Pues hete aquí que yo también he sido Aizkolari y de
siempre he sentido una tremenda afición a eso de coger un hacha y liarme a
hachazos con cualquier tronco que pillara. Bien es cierto que han sido pocas
las ocasiones en que lo he practicado, pero no menos cierto que siempre he
puesto un gran interés y emoción en ello.
Desde el principio comprendí que todo deporte requiere su
técnica y, en este caso, tanto de posición corporal, como de forma en que se
van dando los hachazos, en diagonal, arriba y abajo, para ir formando una cuña
que va adelgazando el centro del tronco hasta que este termina al fin por
dividirse en dos.
Al principio, por eso de la vaguería, elegía siempre
ramas delgadas, e incluso me olvidaba del hacha (que eso da mucho trabajo) y
simplemente recogía palitos para encender después la correspondiente hoguera.

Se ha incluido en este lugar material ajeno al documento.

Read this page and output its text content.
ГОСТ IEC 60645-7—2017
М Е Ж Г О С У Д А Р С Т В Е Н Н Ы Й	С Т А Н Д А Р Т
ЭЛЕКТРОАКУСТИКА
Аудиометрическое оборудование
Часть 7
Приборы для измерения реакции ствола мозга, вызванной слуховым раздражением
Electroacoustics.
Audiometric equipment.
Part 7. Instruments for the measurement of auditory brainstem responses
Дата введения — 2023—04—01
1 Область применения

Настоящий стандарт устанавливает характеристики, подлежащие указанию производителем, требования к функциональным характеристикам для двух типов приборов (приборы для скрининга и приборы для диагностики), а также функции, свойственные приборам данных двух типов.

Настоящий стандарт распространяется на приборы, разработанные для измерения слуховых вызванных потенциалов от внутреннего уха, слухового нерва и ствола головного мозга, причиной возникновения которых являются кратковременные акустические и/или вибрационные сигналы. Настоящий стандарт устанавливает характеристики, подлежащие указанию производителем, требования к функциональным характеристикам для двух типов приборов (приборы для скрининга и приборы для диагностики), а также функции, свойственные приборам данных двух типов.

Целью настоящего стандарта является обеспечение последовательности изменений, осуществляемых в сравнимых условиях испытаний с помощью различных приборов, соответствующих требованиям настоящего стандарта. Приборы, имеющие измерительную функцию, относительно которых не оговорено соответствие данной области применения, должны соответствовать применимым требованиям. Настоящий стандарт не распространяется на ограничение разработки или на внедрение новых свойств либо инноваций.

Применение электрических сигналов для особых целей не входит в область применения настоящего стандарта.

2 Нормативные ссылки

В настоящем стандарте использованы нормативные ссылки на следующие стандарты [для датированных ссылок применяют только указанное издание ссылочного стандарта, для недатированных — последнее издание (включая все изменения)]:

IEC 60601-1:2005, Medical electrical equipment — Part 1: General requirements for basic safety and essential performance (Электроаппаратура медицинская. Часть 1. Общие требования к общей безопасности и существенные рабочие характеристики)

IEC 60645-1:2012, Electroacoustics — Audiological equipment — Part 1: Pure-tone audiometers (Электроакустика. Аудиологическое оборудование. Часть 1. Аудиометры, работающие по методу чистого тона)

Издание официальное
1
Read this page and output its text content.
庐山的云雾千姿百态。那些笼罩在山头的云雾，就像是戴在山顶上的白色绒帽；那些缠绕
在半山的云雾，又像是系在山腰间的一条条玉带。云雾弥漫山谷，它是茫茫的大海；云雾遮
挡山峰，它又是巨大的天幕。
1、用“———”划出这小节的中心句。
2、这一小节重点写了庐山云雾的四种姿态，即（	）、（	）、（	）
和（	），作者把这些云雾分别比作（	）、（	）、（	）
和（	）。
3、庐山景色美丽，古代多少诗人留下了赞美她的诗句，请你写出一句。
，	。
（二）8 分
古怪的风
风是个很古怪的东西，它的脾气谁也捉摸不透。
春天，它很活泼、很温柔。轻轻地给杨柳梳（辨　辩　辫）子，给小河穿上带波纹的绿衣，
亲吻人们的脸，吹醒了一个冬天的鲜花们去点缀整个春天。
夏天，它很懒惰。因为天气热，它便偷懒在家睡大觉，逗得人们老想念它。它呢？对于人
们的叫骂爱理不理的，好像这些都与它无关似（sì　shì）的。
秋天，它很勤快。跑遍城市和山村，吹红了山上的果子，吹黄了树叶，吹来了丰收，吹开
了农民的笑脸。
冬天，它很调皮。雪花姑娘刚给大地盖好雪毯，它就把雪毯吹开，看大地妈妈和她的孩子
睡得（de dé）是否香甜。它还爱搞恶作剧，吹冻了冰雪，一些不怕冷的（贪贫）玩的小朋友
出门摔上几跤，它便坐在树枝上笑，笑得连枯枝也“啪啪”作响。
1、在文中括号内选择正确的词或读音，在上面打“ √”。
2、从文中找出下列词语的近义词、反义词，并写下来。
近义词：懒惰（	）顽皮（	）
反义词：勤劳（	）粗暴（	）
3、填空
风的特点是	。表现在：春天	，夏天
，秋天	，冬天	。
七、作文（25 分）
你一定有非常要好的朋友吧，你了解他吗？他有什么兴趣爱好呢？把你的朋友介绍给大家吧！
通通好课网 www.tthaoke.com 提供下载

Pero la vida al aire libre te fortalece y te inspira energía y deseos de
afrontar nuevos retos. Relataré por ello dos de los momentos en que
verdaderamente me sentí un auténtico Aizkolari.
El primero tuvo lugar en un pueblo cercano a Madrid,
Gargantilla de Lozoya. Había acudido allí, con mi familia, al chalet de mi
secretaria Aurora que, por cierto, estaba casada con José Manuel López Vuelta,
un amigo mío de cuando éramos jóvenes y estábamos en plena vorágine de
guateques. Siempre recuerdo aquél día, al poco de empezar a trabajar en la
compañía de agroquímicos ICI-Zeltia (hoy Syngenta), cuando al salir de la
oficina por la tarde, Aurora me dijo “te voy a presentar a mi marido”. Fue muy
gracioso ver la cara que puso cuando –antes de tener tiempo de decirme “este es
mi marido”, los dos nos dirigimos uno al otro y nos dimos un gran abrazo; no en
vano hacía muchos años que no nos veíamos.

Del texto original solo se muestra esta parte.